When does it make sense for a retailer to switch to a POS system?
Actually, every retailer already has a system to manage transactions. This might be as simple as ledger entries or even counting everything that got sold and still remains on the shelf at the end of the day (though the latter option would be rather tedious). The retailer is ultimately an agent whose business it is to maintain stock and sell what he has. Hence, each retailer, who wishes to thrive rather than commit hara-kiri, maintains a record of what he has sold and how much stuff he still has left. He knows then what to display more prominently and how much to order of what from the distributor.
The question then is how sophisticated a POS system does a retailer use and when is the right time to upgrade. The benefits of a POS system can be described thus:
The ordered rank of these benefits more-or-less reflects an increasing level of sophistication in the system.
If the benefit sought is simply to record sales, a simple desktop and a screen suffice. The transactions are punched in using a keyboard, which might be equipped to read credit cards, and perhaps a printer attached to generate the bill. This setup means that the cashier picks the item and check its label, and then record the product description and the price either from a sticker on the item or, as in the case of produce, look up the current price of that item from some record. A small retailer might not even use a desktop for this and just record the transactions in ledgers, cumbersome as it might be over a spreadsheet tool.
As the volume of business grows, and the number of items kept and sold at the store, the scope for manual error increases. A retailer selling only six varieties of loose tea is less likely to mix his description and prices than another retailer selling, besides these six varieties, a handful of national brands of tea in all sizes and flavors and coffee in all its loose and packed variants.
Abstracting the description and price information to a database and assigning each item in the store a unique identifier, reduces the task of the cashier to just punching in this item number. Throw in a scanner and the only scope for manual” error remains when the item doesn’t scan and the cashier has to manually enter the item number.
The other obvious advantage is that checking out becomes faster. The cashier now has to just hold the scanner like a gun over the item’s temple or jiggle the item in front of the item. No ledgers to fill and no keys to punch – the wait time reduces dramatically.
As the volume of business and items handled further grows, the complexity of business requires summarized reports to support decision-making. Much of the information needed at a store dead with inventory – how much is selling of which item and how much cover do we have of it, what do we have to order for the next cycle, what are the outs, etc. It becomes inevitable then to have a POS system that tracks the inventory at the store beside the transactions at the cash tills.

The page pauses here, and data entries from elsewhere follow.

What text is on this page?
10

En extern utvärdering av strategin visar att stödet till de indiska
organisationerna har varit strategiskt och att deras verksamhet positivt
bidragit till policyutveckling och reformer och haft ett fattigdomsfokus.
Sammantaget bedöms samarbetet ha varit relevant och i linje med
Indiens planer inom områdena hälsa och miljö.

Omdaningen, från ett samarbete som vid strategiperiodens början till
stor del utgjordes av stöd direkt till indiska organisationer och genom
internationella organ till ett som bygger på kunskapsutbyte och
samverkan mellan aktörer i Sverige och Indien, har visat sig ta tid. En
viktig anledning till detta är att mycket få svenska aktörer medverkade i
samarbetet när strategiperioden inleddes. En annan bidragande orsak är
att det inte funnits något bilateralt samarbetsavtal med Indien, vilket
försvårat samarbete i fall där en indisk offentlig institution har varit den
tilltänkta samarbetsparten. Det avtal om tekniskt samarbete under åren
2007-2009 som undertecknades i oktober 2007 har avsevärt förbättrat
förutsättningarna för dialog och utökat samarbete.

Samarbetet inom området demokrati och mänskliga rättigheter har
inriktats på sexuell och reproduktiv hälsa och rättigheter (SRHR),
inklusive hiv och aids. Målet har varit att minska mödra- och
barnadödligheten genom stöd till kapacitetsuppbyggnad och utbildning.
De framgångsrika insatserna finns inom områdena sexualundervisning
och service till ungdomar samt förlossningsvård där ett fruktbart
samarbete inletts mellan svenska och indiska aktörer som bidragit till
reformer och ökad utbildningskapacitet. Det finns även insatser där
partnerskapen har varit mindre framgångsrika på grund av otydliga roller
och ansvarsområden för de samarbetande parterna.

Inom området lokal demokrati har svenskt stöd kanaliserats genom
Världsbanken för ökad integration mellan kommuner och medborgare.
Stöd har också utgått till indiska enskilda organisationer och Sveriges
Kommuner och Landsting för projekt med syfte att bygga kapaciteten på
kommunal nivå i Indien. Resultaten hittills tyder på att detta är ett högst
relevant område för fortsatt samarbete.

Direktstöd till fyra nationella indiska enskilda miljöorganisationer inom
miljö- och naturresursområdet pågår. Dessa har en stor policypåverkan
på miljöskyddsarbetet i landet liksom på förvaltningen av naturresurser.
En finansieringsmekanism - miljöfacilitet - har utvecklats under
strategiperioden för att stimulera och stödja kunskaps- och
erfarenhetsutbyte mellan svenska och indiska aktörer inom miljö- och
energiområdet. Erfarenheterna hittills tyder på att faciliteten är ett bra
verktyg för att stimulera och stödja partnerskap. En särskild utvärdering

These are usually mobile devices like handheld guns used by shopfloor assistants to locate, scan and update items’ inventories. Since the inventory is linked to sales (every item sold means one item less on the shelf), the system at the cash till is integrated with these devices via a central server in the store.
If the store is part of a chain, this data warehouse is linked to the head office, updated in regular cycles, so that the merchant team there can have an integrated view of sales performance at the item-store level and track inventories, and take corrective actions where required. The ordering team uses the same information to ensure that the store has all the items that it needs to sell.
A more sophisticated system emerges when the sales/inventory information at the store is linked with the vendor’s replenishment systems. Here, the system is in the collaborative framework which was discussed in the earlier article, where the vendor is producing and replenishing to demand and the highest service level standards are maintained with minimum inventory in the vendor-retailer system.
The more sophisticated the POS system, the more the investment in IT, staff and data maintenance costs, among others. Hence, where a retailer ultimately sits would depend on what benefits he seeks from the system and whether his level of business justifies the investment. An astute retailer can recover his costs in a few months in savings (more return on inventory, less shrink) and enhanced volumes (backed by the system’s DSS.)